Is this an amazing portrait of semantic corruption?  Would anyone be willing to comment on this matter in public–even a special, narrow public–be counted as awesome?  What about a person who would assert a declarative variation of the immediately preceding interrogatory?  Should he be described as awesome? No. If he even thought that, he would be nothing but arrogant. 

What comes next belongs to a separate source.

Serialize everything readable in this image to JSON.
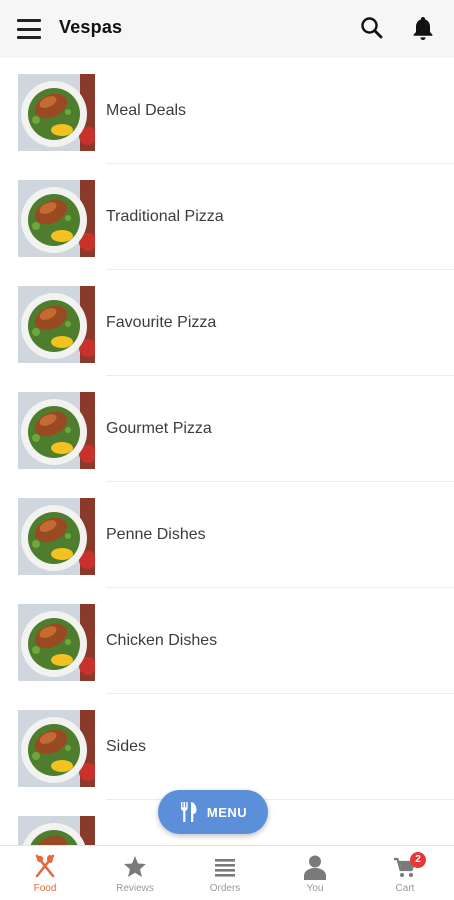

So what is the lesson here for lawyers who write, e.g., briefs, motions, responses, replies, and so forth? Don’t use the words!  Some uses are so surprising, jolting, and attractive–virtually elegant, really–that they are tempting. David Books did this not long ago in his NYT column entitled “Rhapsody in Realism” on June 24, 2014, at A25. Wrote he, “There is an awesome incongruity between the purity you glimpse in the love and the fact he leaves used tissues around the house and drives you crazy.” (Emphasis added.) This column was about a blog entry by Lydia Netzer, whom Brooks admired, entitled “15 Ways to Stay Married for 15 Years.” I am not quite sure what Brooks meant, but it was not a cliche.  However, this kind of adventuresome prose (or poetic phrasing) should not be used in legal discourse.)